Earlier in the afternoon, Watson was out in the far corner of the practice courts, away from the crowds. There, she spent 30 minutes, the entirety of the session, doing nothing other than work on her return of serve. As hard as her coach was hitting, the practice could only do so much to prepare Watson for the 112mph ace Williams walloped past her to win the second point of the match. Some welcome. Williams hits with such force, Watson was reeling. Literally so. A couple of strokes knocked her clean off her feet. At that point, it felt like Watson may as well have been trying to swim up Niagara Falls. A little historical perspective: no British woman had beaten a world No1 since Sue Barker defeated Chris Evert in 1979.

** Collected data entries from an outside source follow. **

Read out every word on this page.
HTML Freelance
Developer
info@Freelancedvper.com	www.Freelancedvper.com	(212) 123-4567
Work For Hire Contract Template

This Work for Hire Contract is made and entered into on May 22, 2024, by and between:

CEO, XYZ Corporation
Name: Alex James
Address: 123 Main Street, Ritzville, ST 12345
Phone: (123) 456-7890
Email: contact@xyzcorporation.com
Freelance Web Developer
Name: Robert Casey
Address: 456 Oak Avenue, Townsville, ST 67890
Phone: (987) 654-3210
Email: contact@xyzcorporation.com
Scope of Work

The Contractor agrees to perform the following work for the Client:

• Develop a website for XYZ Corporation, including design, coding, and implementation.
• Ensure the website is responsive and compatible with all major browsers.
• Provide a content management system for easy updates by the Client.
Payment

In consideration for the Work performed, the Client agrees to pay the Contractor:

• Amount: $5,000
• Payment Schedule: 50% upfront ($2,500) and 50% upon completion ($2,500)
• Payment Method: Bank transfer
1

There were little moments for Watson early on, each treated like a major event by the mustard-keen crowd, all anxious for a reason, of any sort at all, to cheer her on. An ace in the first game, a couple of brilliant pinpoint backhands soon after, all rewarded with rapturous applause. As time ticked by, the intermittent cries of “Come on Heather!” began to sound ever more forlorn. It took Williams just 25 minutes to win that first set. She was too smart, too powerful, too good, and Watson too tense. She was shaping up to be just another piece of roadkill on Williams’ route to the final.
Midway through the second set, something changed. Perhaps Williams let her concentration slip, as she sometimes does when she’s winning so easily. She was gracious enough to say that Watson played so well that she “wasn’t able to keep up”. In the fifth game, Williams hit a smash into the net. Moments later, Watson played a marvellous drop shot that put her 0-30 up. And just like that, the match switched. All of a sudden, what was a procession was now a fair fight.

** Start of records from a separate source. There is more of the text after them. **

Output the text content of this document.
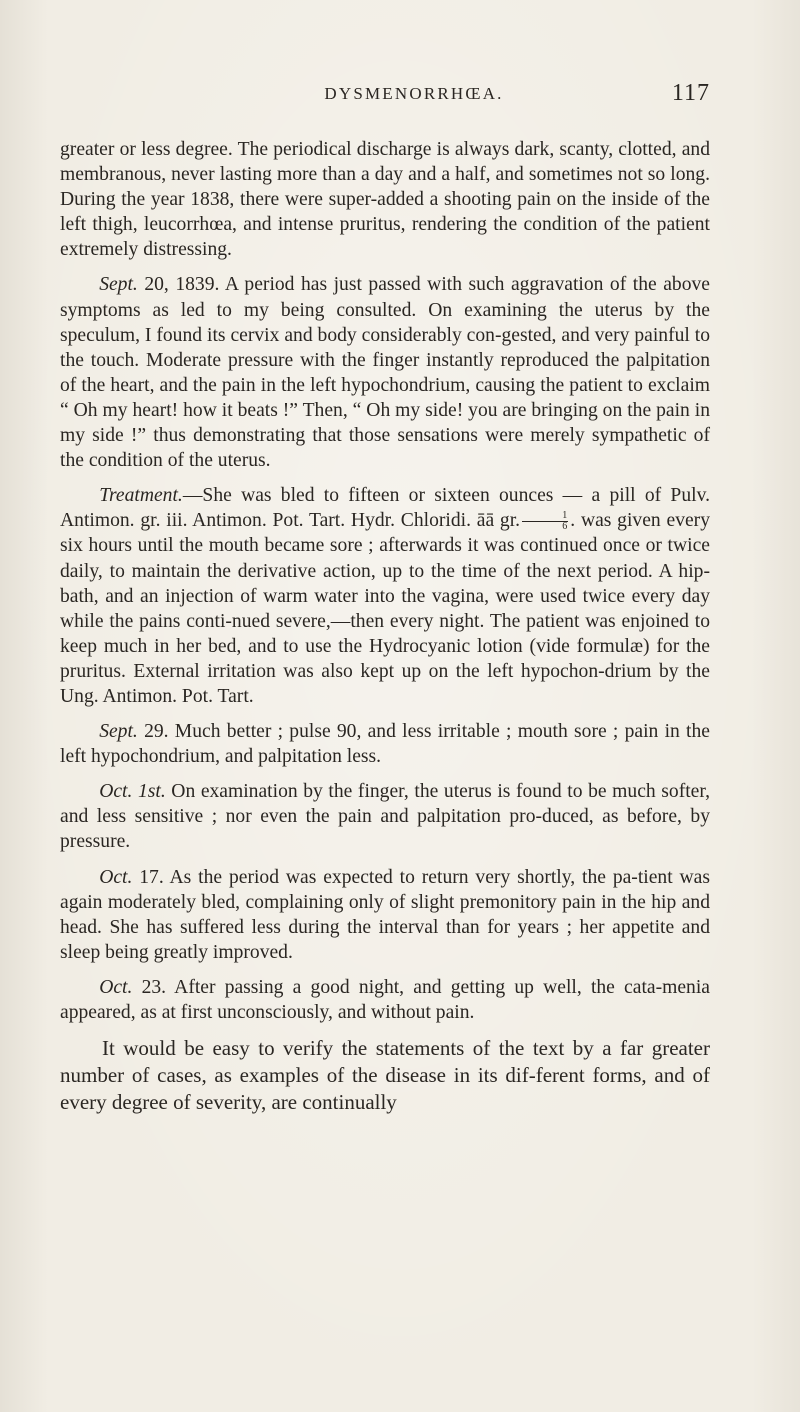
DYSMENORRHŒA.	117

greater or less degree. The periodical discharge is always dark, scanty, clotted, and membranous, never lasting more than a day and a half, and sometimes not so long. During the year 1838, there were super-added a shooting pain on the inside of the left thigh, leucorrhœa, and intense pruritus, rendering the condition of the patient extremely distressing.

Sept. 20, 1839. A period has just passed with such aggravation of the above symptoms as led to my being consulted. On examining the uterus by the speculum, I found its cervix and body considerably con-gested, and very painful to the touch. Moderate pressure with the finger instantly reproduced the palpitation of the heart, and the pain in the left hypochondrium, causing the patient to exclaim “ Oh my heart! how it beats !” Then, “ Oh my side! you are bringing on the pain in my side !” thus demonstrating that those sensations were merely sympathetic of the condition of the uterus.

Treatment.—She was bled to fifteen or sixteen ounces — a pill of Pulv. Antimon. gr. iii. Antimon. Pot. Tart. Hydr. Chloridi. āā gr. $\frac{1}{6}$ . was given every six hours until the mouth became sore ; afterwards it was continued once or twice daily, to maintain the derivative action, up to the time of the next period. A hip-bath, and an injection of warm water into the vagina, were used twice every day while the pains conti-nued severe,—then every night. The patient was enjoined to keep much in her bed, and to use the Hydrocyanic lotion (vide formulæ) for the pruritus. External irritation was also kept up on the left hypochon-drium by the Ung. Antimon. Pot. Tart.

Sept. 29. Much better ; pulse 90, and less irritable ; mouth sore ; pain in the left hypochondrium, and palpitation less.

Oct. 1st. On examination by the finger, the uterus is found to be much softer, and less sensitive ; nor even the pain and palpitation pro-duced, as before, by pressure.

Oct. 17. As the period was expected to return very shortly, the pa-tient was again moderately bled, complaining only of slight premonitory pain in the hip and head. She has suffered less during the interval than for years ; her appetite and sleep being greatly improved.

Oct. 23. After passing a good night, and getting up well, the cata-menia appeared, as at first unconsciously, and without pain.

It would be easy to verify the statements of the text by a far greater number of cases, as examples of the disease in its dif-ferent forms, and of every degree of severity, are continually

Williams knew it too. You could tell from the way she started screaming in celebration of her winners. She sent a forehand long, followed it with a double fault and, glory be, Watson had won a break point to go 3-2 up. Centre Court was alive with energy. The fans refused to quieten down, even when Williams broke right back, then held her own serve to lead 4-3. Watson won the next, and then, better yet, won herself another break when Williams sent a forehand wide. So it was Watson’s turn to serve for the set.
Wimbledon seemed almost to stop. The attention of the thousands of fans spread out across the other courts drifted away from what they were watching as they heard the sound from Centre Court, and when they saw, soon after, the scores flash up on the big screens. Watson lost control of her first serve, and delivered a double fault that gave Williams a break point. She should have taken it. But somehow the pressure seemed to have shifted. Where it had been weighing down on Watson in the first set, now it was all on Williams. As odd a phrase as this seems, the Centre Court crowd began to feel genuinely intimidating. Watson saved the break point, and though she squandered the first set point soon after, she won a second when Williams hit a backhand return into the net. One set each.
By now, Williams was struggling. Watson broke her serve in the first game of the third set, and again in the third. At that point, Watson had won six games in a row. But the world No1 is made of tougher stuff than she had shown in that time. The momentum swung again, back Williams’ way. She won the next three games. But Watson, too, had more to give. She scrambled through some brilliant defensive tennis to hold her own serve, then broke Williams again, to love. Now she was serving for the match. The closest she came was deuce. The crowd was now so loud that Williams complained about noise, which only brought forth more boos.
“What’s the toughest away match to play?” Williams was asked afterwards. “A French player at Roland Garros? An Australian at the Rod Laver Arena?” She didn’t think for long. “I’m going to have to go with playing Heather Watson in Great Britain. For sure.”